Here's my input data:
dput(mydf)
structure(list(Month = structure(c(1L, 2L, 1L, 2L, 3L, 1L, 2L,
2L, 1L, 2L, 1L), .Label = c("Aug", "Oct", "Sep"), class = "factor"),
Pipe = c(3, 4, 5, 3, 2, 1, 3, 3, 4, NA, 5), Gp = structure(c(1L,
1L, 2L, 2L, 2L, 3L, 4L, 5L, 5L, 6L, 6L), .Label = c("A",
"B", "C", "D", "E", "F"), class = "factor")), .Names = c("Month",
"Pipe", "Gp"), row.names = c(NA, -11L), class = "data.frame")
Now, of the three months, I only want to compare the months specified by below variables.
This_month_to_compare <- "Oct"
Last_Month_to_compare <- "Aug"
Now, for given two months
above and based on groupings Gp
, I want to indicate whether Pipe
value in This_month_to_compare
is greater than that in Last month to compare
. If one of the two pipe
values don't exist, we will leave it blank.
Here's what the output looks like (manually created because I wasn't successful with the code)
structure(list(Month = structure(c(1L, 2L, 1L, 2L, 3L, 1L, 2L,
2L, 1L, 2L, 1L), .Label = c("Aug", "Oct", "Sep"), class = "factor"),
Pipe = c(3, 4, 5, 3, 2, 1, 3, 3, 4, NA, 5), Gp = structure(c(1L,
1L, 2L, 2L, 2L, 3L, 4L, 5L, 5L, 6L, 6L), .Label = c("A",
"B", "C", "D", "E", "F"), class = "factor"), Greater = c(NA,
TRUE, NA, FALSE, NA, NA, NA, FALSE, NA, NA, NA)), .Names = c("Month",
"Pipe", "Gp", "Greater"), row.names = c(NA, -11L), class = "data.frame")
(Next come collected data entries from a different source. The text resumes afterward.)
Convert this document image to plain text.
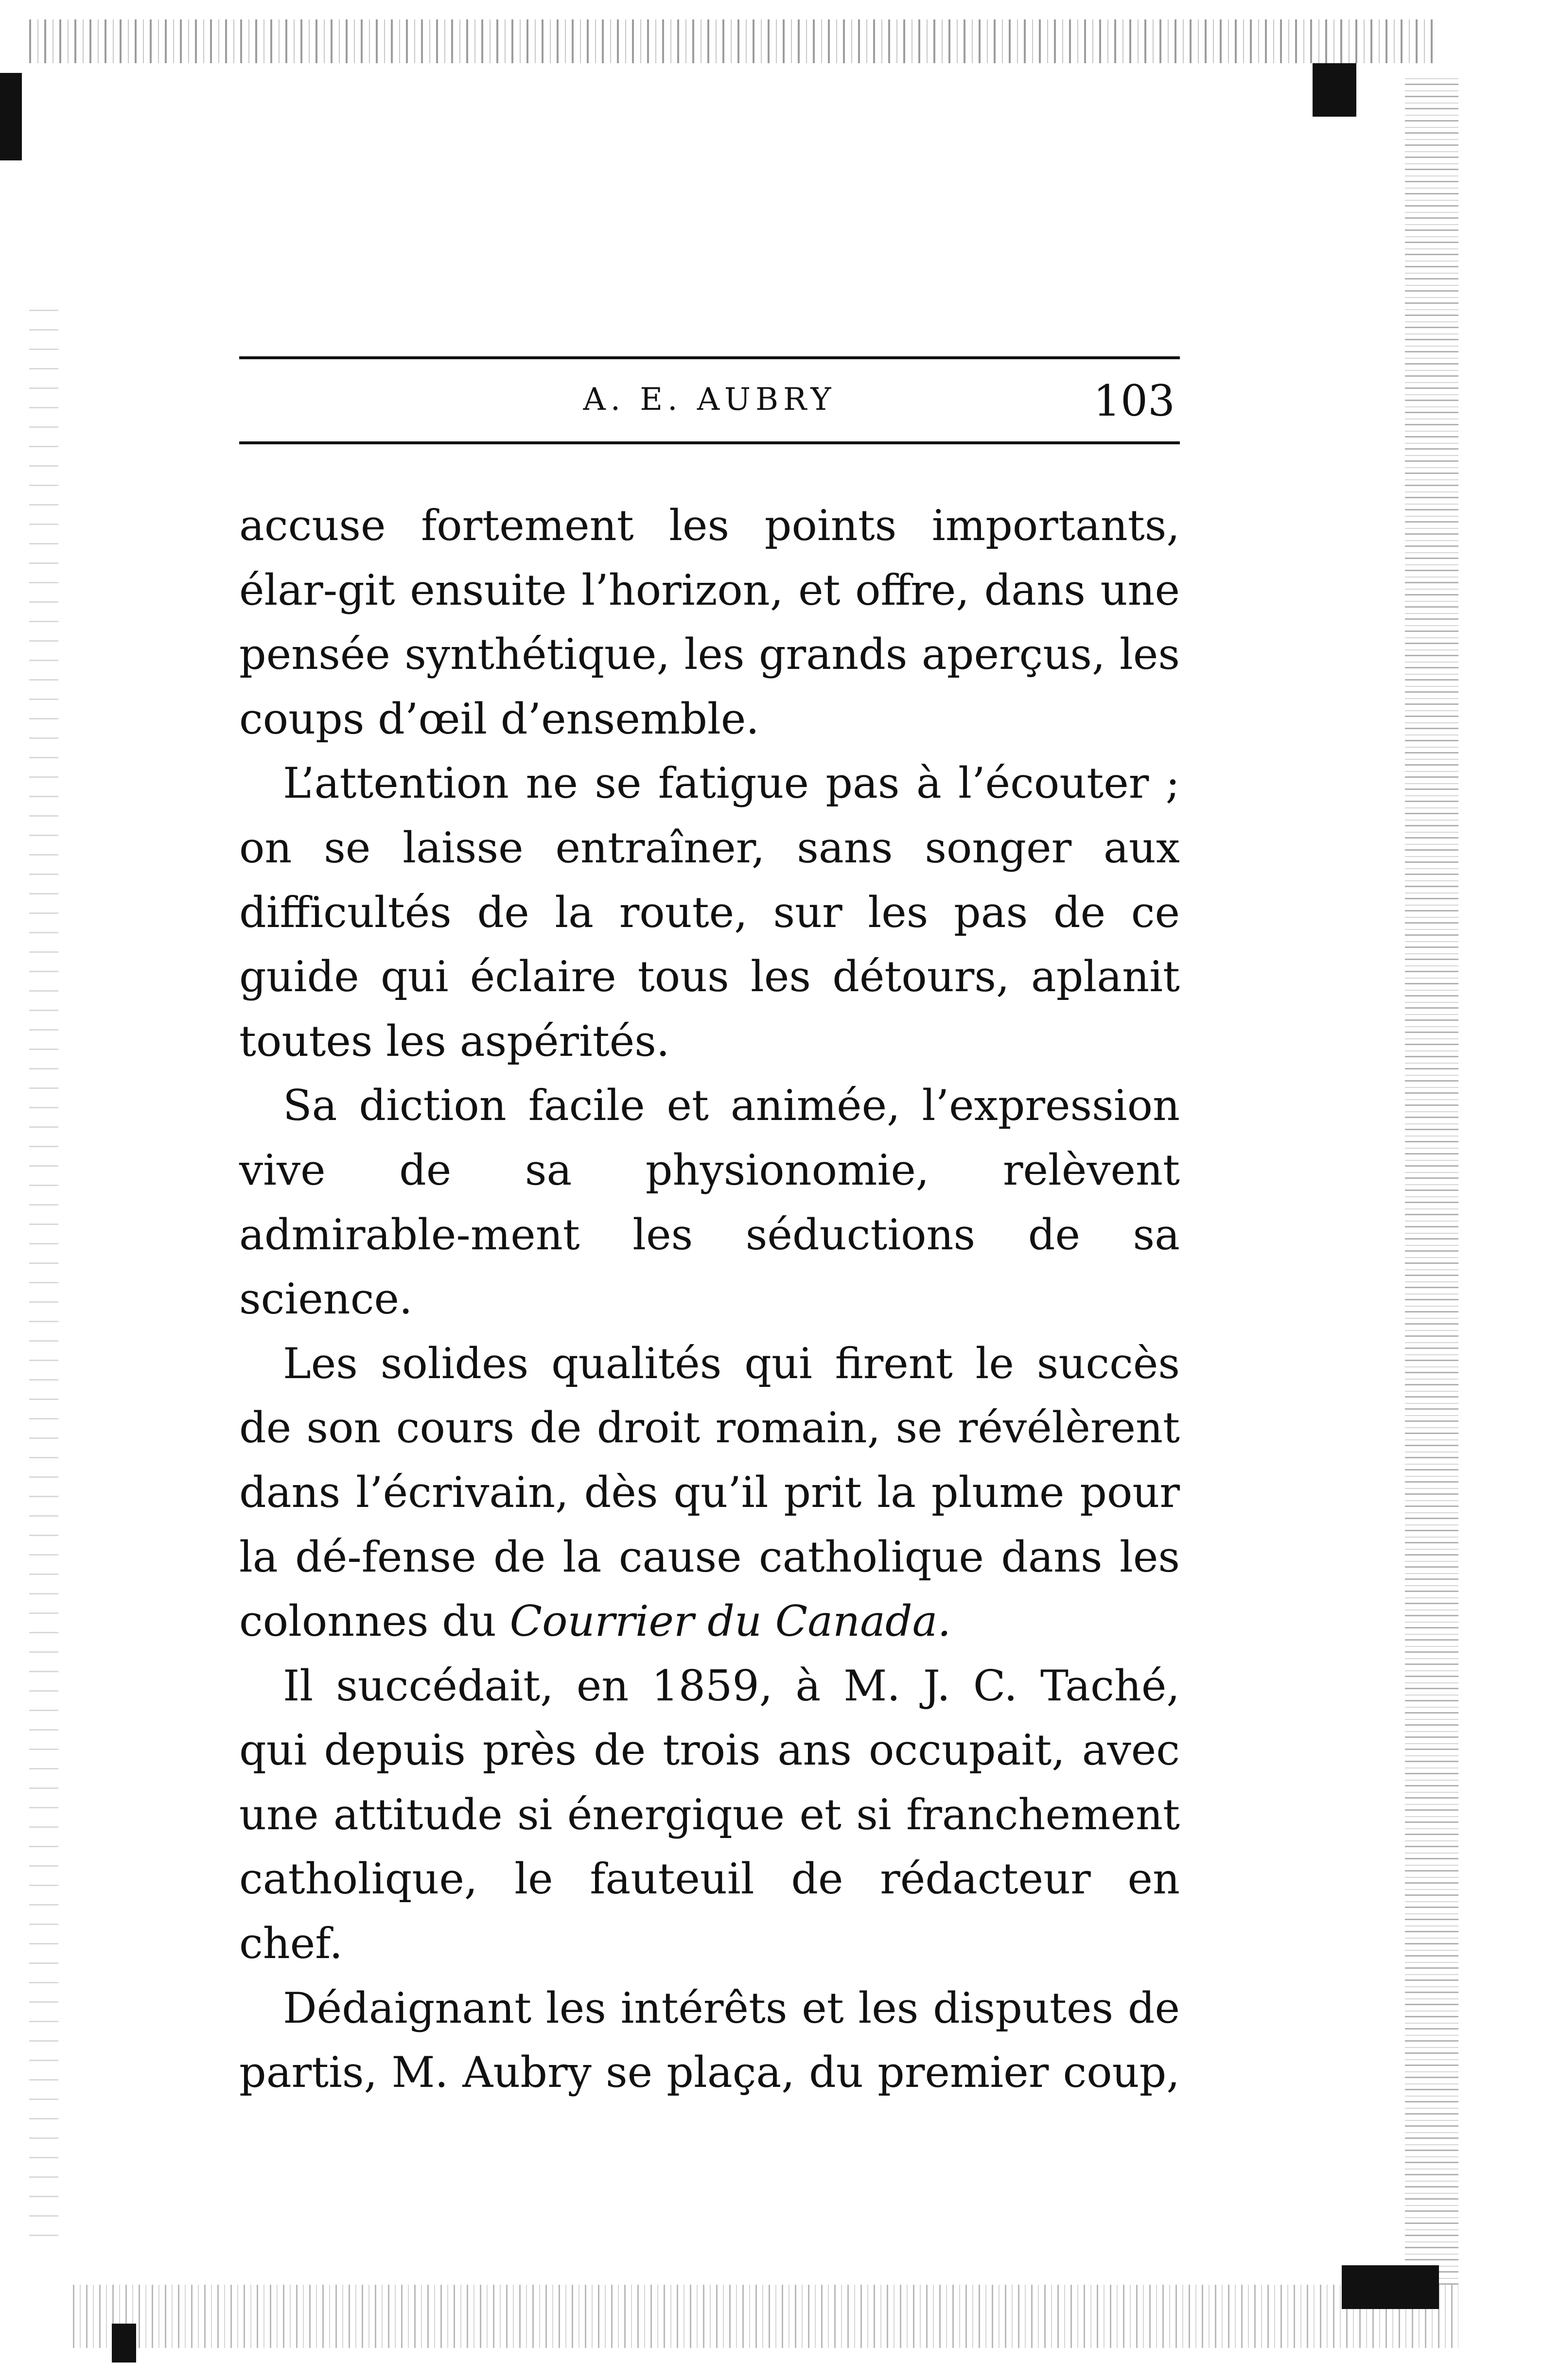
A. E. AUBRY	103

accuse fortement les points importants, élar-git ensuite l’horizon, et offre, dans une pensée synthétique, les grands aperçus, les coups d’œil d’ensemble.

L’attention ne se fatigue pas à l’écouter ; on se laisse entraîner, sans songer aux difficultés de la route, sur les pas de ce guide qui éclaire tous les détours, aplanit toutes les aspérités.

Sa diction facile et animée, l’expression vive de sa physionomie, relèvent admirable-ment les séductions de sa science.

Les solides qualités qui firent le succès de son cours de droit romain, se révélèrent dans l’écrivain, dès qu’il prit la plume pour la dé-fense de la cause catholique dans les colonnes du Courrier du Canada.

Il succédait, en 1859, à M. J. C. Taché, qui depuis près de trois ans occupait, avec une attitude si énergique et si franchement catholique, le fauteuil de rédacteur en chef.

Dédaignant les intérêts et les disputes de partis, M. Aubry se plaça, du premier coup,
Month Pipe Gp Greater Explanation
Aug 3 A Ignore: Aug
Oct 4 A TRUE 4 > 3
Aug 5 B Ignore: Aug
Oct 3 B FALSE 3< 5
Sep 2 B Ignore: Sep
Aug 1 C Ignore: Aug
Oct 3 D There is nothing to compare with
Oct 3 E FALSE 3<4
Aug 4 E Ignore: Aug
Oct F Cannot compare NA with 5
Aug 5 F Ignore: Aug
I have manually added explanation above.
I did try to code, and here's my attempt:
mydfi<-data.table::as.data.table(mydfi)
mydf<-mydfi
#Method 1: Convert to Wide Format
#Convert to wide format
mydf<-data.table::dcast(mydf,Gp ~ Month, value.var = "Pipe")
#Compare
mydf$Growth<-mydf[[This_month_to_compare]]>mydf[[Last_Month_to_compare]]
#Back to long format
Melt_columns<-c("Aug","Oct","Sep")
mydf<-data.table::melt(mydf, measure.vars =Melt_columns,variable.name = "Month", value.name = "Pipe")
mydfo<-mydf[mydfi,on=c("Month","Gp","Pipe")]
mydfo[Month!=This_month_to_compare,"Growth"]<-NA
An update: I was able to solve above problem by just adding a left join. I have updated my code above. However, I am looking for a solution on these lines: Calculate difference between values in consecutive rows by group
The reason is that my actual data set is very big and doesn't permit joins.
Any help would be greatly appreciated. Thanks in advance.